Amoxi-Diolan 250

Medikament || Quellen (Stand: 21. August 2007)

Hersteller: Meda GmbH
Wirkstoff: Amoxicillin
Darreichungsform: Saft

rezeptpflichtig

Bitte beachten: Die Angaben zu Nebenwirkungen und Wechselwirkungen beziehen sich allgemein auf den Wirkstoff des Medikaments und können daher von den Herstellerangaben zu Ihrem Medikament abweichen. Bitte fragen Sie im Zweifel Ihren Arzt oder Apotheker oder ziehen Sie den Beipackzettel Ihres Medikaments zurate.

Nebenwirkungen

Sehr häufige Nebenwirkungen:
Hautausschläge (bei Patienten mit gleichzeitiger Virusinfektion); Magendrücken, Übelkeit und Erbrechen, Appetitlosigkeit, Blähungen, weiche Stühle, Durchfall.

Häufige Nebenwirkungen:
Überempfindlichkeitsreaktionen (in Form von Hautausschlägen, Juckreiz, Fieber), Schleimhautentzündungen (besonders im Mundbereich), Mundtrockenheit, Beeinträchtigung des Geschmacksempfindens.

Gelegentliche Nebenwirkungen:
Veränderungen des Blutbilds, Blutarmut, vorübergehende Leberfunktionsstörungen, Erhöhung bestimmter Leber-Enzyme im Blut, Überempfindlichkeitsreaktionen (in Form von Gefäßentzündungen und Gewebeschwellungen durch Flüssigkeitsaustritt aus Blutgefäßen), Kehlkopfschwellungen mit Atemnot, Nierenentzündungen durch die Ablagerung von Immunkomplexen.

Seltene Nebenwirkungen:
Schwere allergische Reaktionen (in Form ausgedehnter, starker Hauterscheinungen wie beispielsweise Bildung rötlicher Hautknötchen), Wassereinlagerungen im Gewebe (Ödeme), Schälrötelsucht mit Hautschuppung und Verlust von Haaren und Fingernägeln, Ausbildung einer schwarzen Haarzunge.
bei Gabe in die Vene:
Schmerzen an der Injektionsstelle.

Einzelfälle:
Deutliche Blutbildveränderungen (starker Mangel an weißen Blutkörperchen und Blutplättchen), Störungen der Blutgerinnung.

Besonderheiten:
Eine Penicillin-Allergie (Überempfindlichkeit) zeigt sich meist als pötzlich auftretende Nesselsucht. Auch kann es zu einer Schockreaktion mit starkem Blutdruckabfall oder schwerer Atemnot kommen. In beiden Fällen ist die Therapie sofort abzubrechen.
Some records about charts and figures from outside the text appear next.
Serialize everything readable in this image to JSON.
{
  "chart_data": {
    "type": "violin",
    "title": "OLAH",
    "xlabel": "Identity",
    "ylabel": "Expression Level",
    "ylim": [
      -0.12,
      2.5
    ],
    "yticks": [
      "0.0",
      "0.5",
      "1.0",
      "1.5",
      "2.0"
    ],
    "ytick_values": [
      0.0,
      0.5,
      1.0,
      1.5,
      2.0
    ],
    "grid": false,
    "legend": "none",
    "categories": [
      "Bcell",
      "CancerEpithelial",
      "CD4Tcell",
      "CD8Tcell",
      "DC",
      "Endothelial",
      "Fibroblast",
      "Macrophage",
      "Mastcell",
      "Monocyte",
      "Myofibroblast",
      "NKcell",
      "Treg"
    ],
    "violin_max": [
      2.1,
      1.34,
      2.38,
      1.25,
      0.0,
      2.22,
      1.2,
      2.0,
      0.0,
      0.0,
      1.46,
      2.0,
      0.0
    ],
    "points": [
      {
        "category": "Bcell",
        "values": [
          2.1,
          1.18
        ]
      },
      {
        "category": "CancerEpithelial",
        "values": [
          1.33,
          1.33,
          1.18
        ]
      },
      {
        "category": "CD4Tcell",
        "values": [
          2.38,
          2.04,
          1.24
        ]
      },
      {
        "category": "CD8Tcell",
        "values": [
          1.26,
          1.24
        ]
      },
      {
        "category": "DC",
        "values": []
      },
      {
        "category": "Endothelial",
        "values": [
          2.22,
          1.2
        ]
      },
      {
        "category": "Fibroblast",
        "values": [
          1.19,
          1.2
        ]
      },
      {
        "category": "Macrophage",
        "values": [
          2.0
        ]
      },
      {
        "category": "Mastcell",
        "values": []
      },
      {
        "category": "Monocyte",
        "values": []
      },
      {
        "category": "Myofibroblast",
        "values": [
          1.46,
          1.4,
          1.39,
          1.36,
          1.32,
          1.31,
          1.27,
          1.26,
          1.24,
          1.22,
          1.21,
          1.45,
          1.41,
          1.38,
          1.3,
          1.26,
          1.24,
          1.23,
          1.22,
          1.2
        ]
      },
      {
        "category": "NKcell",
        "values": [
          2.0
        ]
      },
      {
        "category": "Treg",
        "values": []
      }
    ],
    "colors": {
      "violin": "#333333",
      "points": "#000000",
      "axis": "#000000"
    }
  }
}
Vor allem bei Kindern können durch die Anwendung des Wirkstoffs Zahnverfärbungen auftreten, daher ist eine gute Mundhygiene wichtig.

Treten starke, anhaltende Durchfälle während oder nach der Therapie auf, kann eine durch die Antibiotika-Gabe ausgelöste Darmentzündung (pseudomembranöse Colitis) die Ursache sein. Die Therapie muss dann umgehend beendet werden und der Durchfall muss ärztlich mit Vancomycin behandelt werden.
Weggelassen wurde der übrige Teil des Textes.